Deriving uptime from a PCAP requires knowledge of the access point, its configured protocols, and (in more complex deployments) the coverage strategy of the access point controller. A few minutes of no traffic may not imply that the access point is restarting, or it may, it all depends upon the details.
Moreover with radio systems a lack of traffic may indicate a failure to receive by the monitoring platform, not necessarily a failure to transmit by the access point. Someone may have been microwaving their lunch :-)
Using SNMP is a more typical approach to collecting device uptime. Device uptime can be retrieved using the SNMP variable sysUpTime. That has SNMP object ID iso(1).identified-organization(3).dod(6).internet(1).mgmt(2).mib-2(1).system(1).sysUpTime(3). It is a key variable and implemented on all platforms which claim SNMP compliance.
Edit
The poster of the question has clarified their question
Within the 802.11 hardware is a 1MHz clock maintained in a 64-bit register. That register is initialised to zero when power is applied.
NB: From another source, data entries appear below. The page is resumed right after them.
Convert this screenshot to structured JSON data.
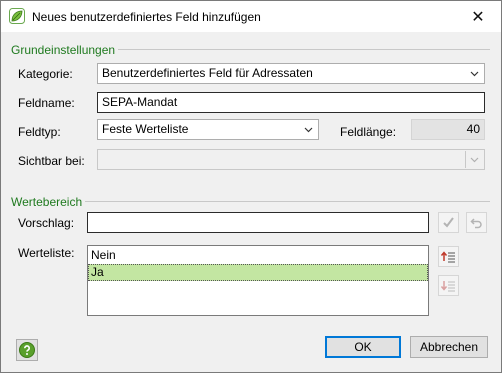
{
  "window": {
    "title": "Neues benutzerdefiniertes Feld hinzufügen",
    "app_icon": "leaf-app-icon",
    "close_glyph": "✕"
  },
  "grundeinstellungen": {
    "heading": "Grundeinstellungen",
    "kategorie_label": "Kategorie:",
    "kategorie_value": "Benutzerdefiniertes Feld für Adressaten",
    "feldname_label": "Feldname:",
    "feldname_value": "SEPA-Mandat",
    "feldtyp_label": "Feldtyp:",
    "feldtyp_value": "Feste Werteliste",
    "feldlaenge_label": "Feldlänge:",
    "feldlaenge_value": "40",
    "sichtbar_label": "Sichtbar bei:",
    "sichtbar_value": ""
  },
  "wertebereich": {
    "heading": "Wertebereich",
    "vorschlag_label": "Vorschlag:",
    "vorschlag_value": "",
    "werteliste_label": "Werteliste:",
    "items": [
      "Nein",
      "Ja"
    ],
    "selected_index": 1,
    "selected_color": "#c3e6a2"
  },
  "buttons": {
    "ok": "OK",
    "cancel": "Abbrechen"
  }
}
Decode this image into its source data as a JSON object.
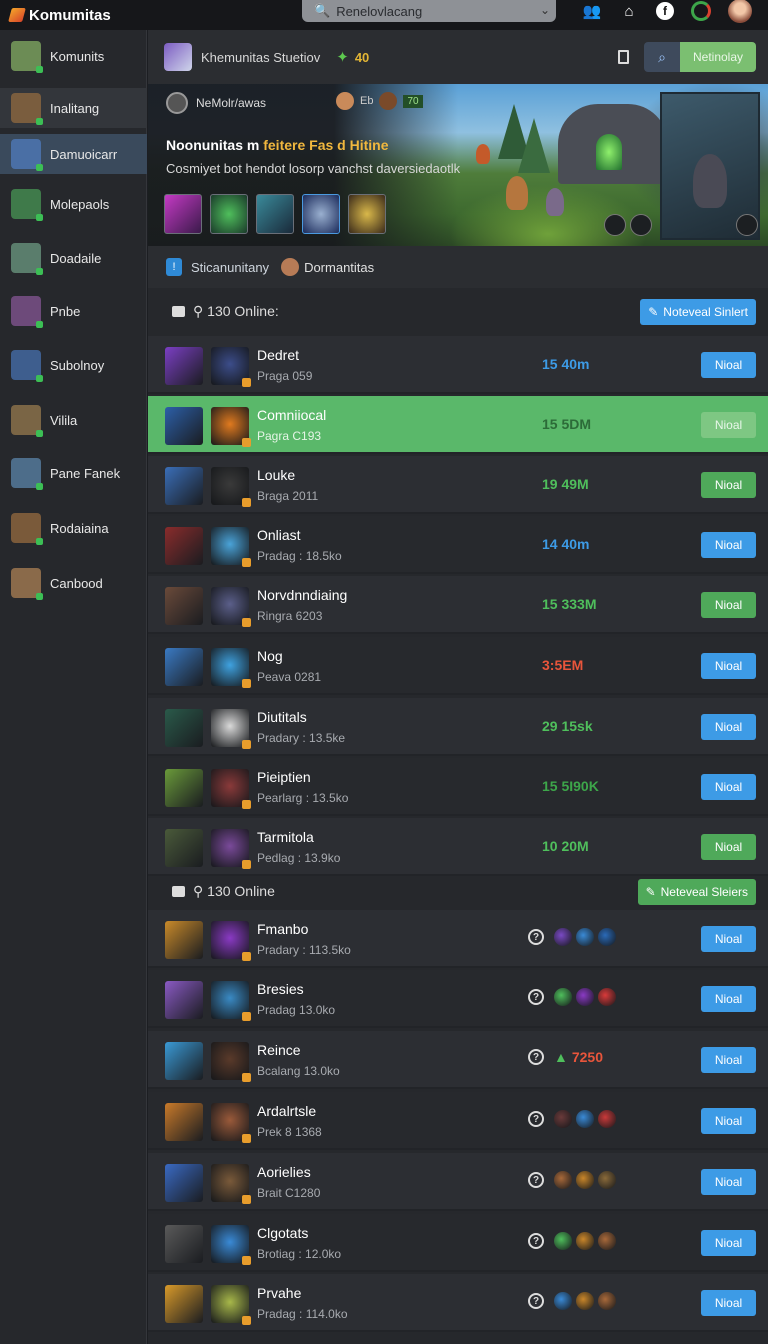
{
  "app": {
    "name": "Komumitas"
  },
  "search": {
    "value": "Renelovlacang"
  },
  "sidebar": {
    "items": [
      {
        "label": "Komunits",
        "color": "#6c8c55"
      },
      {
        "label": "Inalitang",
        "color": "#7a5d3e"
      },
      {
        "label": "Damuoicarr",
        "color": "#4a6fa5"
      },
      {
        "label": "Molepaols",
        "color": "#3f7a4a"
      },
      {
        "label": "Doadaile",
        "color": "#5a7d6c"
      },
      {
        "label": "Pnbe",
        "color": "#6d4a7a"
      },
      {
        "label": "Subolnoy",
        "color": "#3e5e8e"
      },
      {
        "label": "Vilila",
        "color": "#7a6545"
      },
      {
        "label": "Pane Fanek",
        "color": "#4d6d8a"
      },
      {
        "label": "Rodaiaina",
        "color": "#7a5a3a"
      },
      {
        "label": "Canbood",
        "color": "#8a6a4a"
      }
    ]
  },
  "header": {
    "title": "Khemunitas Stuetiov",
    "gem_count": "40",
    "button": "Netinolay"
  },
  "banner": {
    "user": "NeMolr/awas",
    "stat": "Eb",
    "level": "70",
    "title_main": "Noonunitas m ",
    "title_accent": "feitere Fas d Hitine",
    "subtitle": "Cosmiyet bot hendot losorp vanchst daversiedaotlk"
  },
  "crumb": {
    "left": "Sticanunitany",
    "right": "Dormantitas"
  },
  "section1": {
    "title": "130 Online:",
    "button": "Noteveal Sinlert"
  },
  "section2": {
    "title": "130 Online",
    "button": "Neteveal Sleiers"
  },
  "rows1": [
    {
      "name": "Dedret",
      "sub": "Praga 059",
      "metric": "15 40m",
      "mcolor": "#3d9be6",
      "action": "Nioal",
      "act": "blue",
      "c1": "#7b3fc4",
      "c2": "#3c4d8a"
    },
    {
      "name": "Comniiocal",
      "sub": "Pagra C193",
      "metric": "15 5DM",
      "mcolor": "#2c6b38",
      "action": "Nioal",
      "act": "pale",
      "c1": "#2c5fa8",
      "c2": "#e07a1f"
    },
    {
      "name": "Louke",
      "sub": "Braga 2011",
      "metric": "19 49M",
      "mcolor": "#4fbf5c",
      "action": "Nioal",
      "act": "green",
      "c1": "#3a6eb8",
      "c2": "#3a3a3a"
    },
    {
      "name": "Onliast",
      "sub": "Pradag : 18.5ko",
      "metric": "14 40m",
      "mcolor": "#3d9be6",
      "action": "Nioal",
      "act": "blue",
      "c1": "#8a2c2c",
      "c2": "#4aa3d8"
    },
    {
      "name": "Norvdnndiaing",
      "sub": "Ringra 6203",
      "metric": "15 333M",
      "mcolor": "#4fbf5c",
      "action": "Nioal",
      "act": "green",
      "c1": "#6a4a3a",
      "c2": "#5b5f8a"
    },
    {
      "name": "Nog",
      "sub": "Peava 0281",
      "metric": "3:5EM",
      "mcolor": "#e9553b",
      "action": "Nioal",
      "act": "blue",
      "c1": "#3a7ac4",
      "c2": "#3fa2e0"
    },
    {
      "name": "Diutitals",
      "sub": "Pradary : 13.5ke",
      "metric": "29 15sk",
      "mcolor": "#4fbf5c",
      "action": "Nioal",
      "act": "blue",
      "c1": "#2a5a4a",
      "c2": "#d9d9d9"
    },
    {
      "name": "Pieiptien",
      "sub": "Pearlarg : 13.5ko",
      "metric": "15 5I90K",
      "mcolor": "#3da64a",
      "action": "Nioal",
      "act": "blue",
      "c1": "#6a9a3a",
      "c2": "#8a3a3a"
    },
    {
      "name": "Tarmitola",
      "sub": "Pedlag : 13.9ko",
      "metric": "10 20M",
      "mcolor": "#4fbf5c",
      "action": "Nioal",
      "act": "green",
      "c1": "#4a5a3a",
      "c2": "#7a4a9a"
    }
  ],
  "rows2": [
    {
      "name": "Fmanbo",
      "sub": "Pradary : 113.5ko",
      "action": "Nioal",
      "c1": "#c98a2a",
      "c2": "#8a3ac4",
      "slots": [
        "#7a4ac4",
        "#3a8ad6",
        "#2a6ab8"
      ],
      "stat": ""
    },
    {
      "name": "Bresies",
      "sub": "Pradag 13.0ko",
      "action": "Nioal",
      "c1": "#8a5ac4",
      "c2": "#3a8ac4",
      "slots": [
        "#4fbf5c",
        "#8a3ac4",
        "#d93a3a"
      ],
      "stat": ""
    },
    {
      "name": "Reince",
      "sub": "Bcalang 13.0ko",
      "action": "Nioal",
      "c1": "#3a9ad6",
      "c2": "#5a3a2a",
      "slots": [],
      "stat": "7250"
    },
    {
      "name": "Ardalrtsle",
      "sub": "Prek 8 1368",
      "action": "Nioal",
      "c1": "#c97a2a",
      "c2": "#9a5a3a",
      "slots": [
        "#6a3a3a",
        "#3a8ad6",
        "#c93a3a"
      ],
      "stat": ""
    },
    {
      "name": "Aorielies",
      "sub": "Brait C1280",
      "action": "Nioal",
      "c1": "#3a6ac4",
      "c2": "#7a5a3a",
      "slots": [
        "#a8693a",
        "#c9862a",
        "#8a6a3a"
      ],
      "stat": ""
    },
    {
      "name": "Clgotats",
      "sub": "Brotiag : 12.0ko",
      "action": "Nioal",
      "c1": "#5a5a5a",
      "c2": "#3a8ad6",
      "slots": [
        "#4fbf5c",
        "#c9862a",
        "#a8693a"
      ],
      "stat": ""
    },
    {
      "name": "Prvahe",
      "sub": "Pradag : 114.0ko",
      "action": "Nioal",
      "c1": "#d99a2a",
      "c2": "#a8b84a",
      "slots": [
        "#3a8ad6",
        "#c9862a",
        "#a8693a"
      ],
      "stat": ""
    }
  ],
  "colors": {
    "accent_blue": "#3d9be6",
    "accent_green": "#4fa95a",
    "highlight": "#5ab86a"
  }
}
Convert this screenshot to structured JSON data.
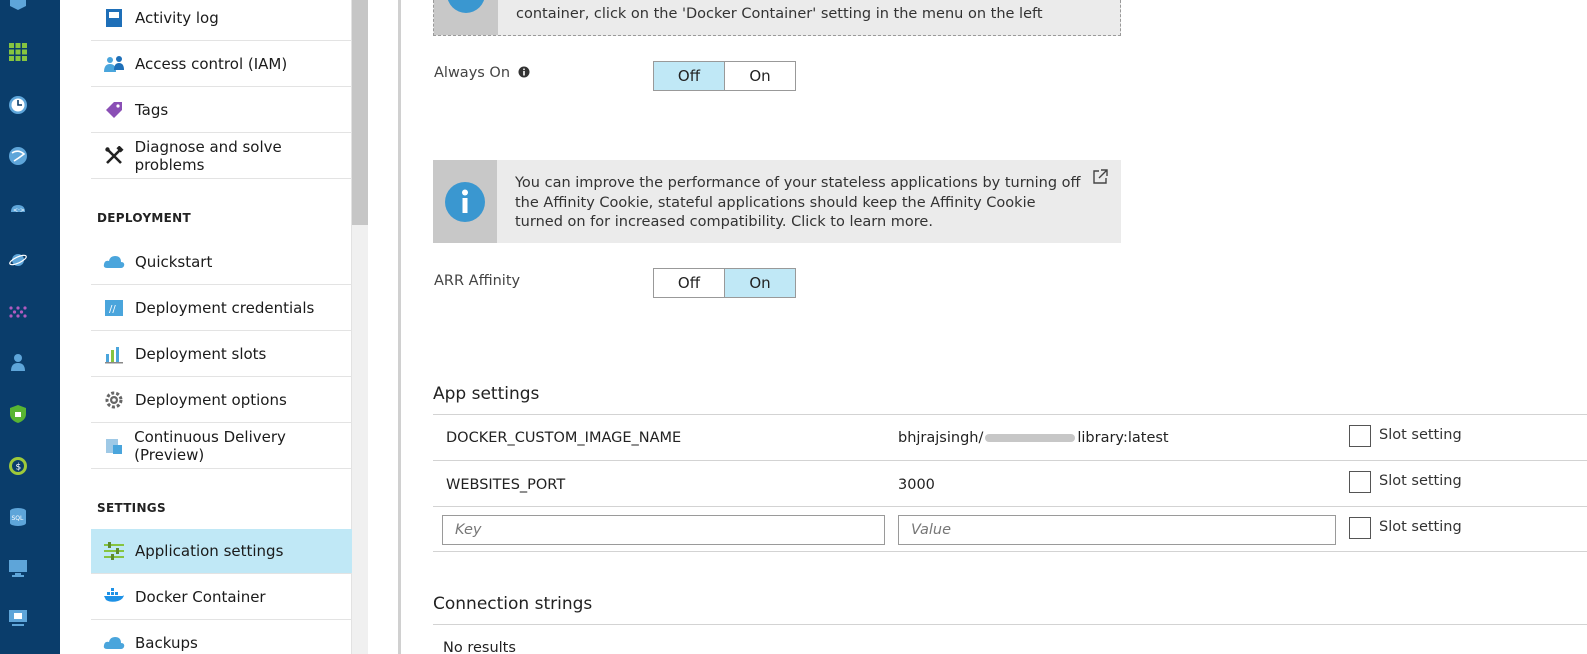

Therefore the value of that clock's register is initially the uptime of the WLAN controller in microseconds.
When a Beacon frame or Probe Response frame is transmitted then the value of that clock's register is placed in the Timestamp field.
For a WLAN with a single access point your "aircrack-ng" program can print the Beacon frame's Timestamp field and claim the value is the uptime of the access point.
However, in a multiple access point system the highest value of the Timestamp in all the Beacons received by an access point is written back into that access point's 1MHz clock register. Using this technique all the access points converge on a common value of the 1MHz clock (well, within 25µs or so).
In the multiple access point case we can only say that an individual access point's Beacon Timestamp is the upper bound of the access point's uptime -- the actual uptime of any particular access point could be lower. In fact it's simple to imagine a scenario where there is no access point which has the uptime claimed by the Timestamp.
For more information Google "802.11 Timestamp Synchronization Function", which is the name of the algorithm I have outlined above. You can download the 802.11 specification for free from the IEEE website. You'll find the TSF explained in depth in that specification. There's a lot more depth, as you can imagine from Adhoc networks which have no access points, multiple-SSID access points, and so on.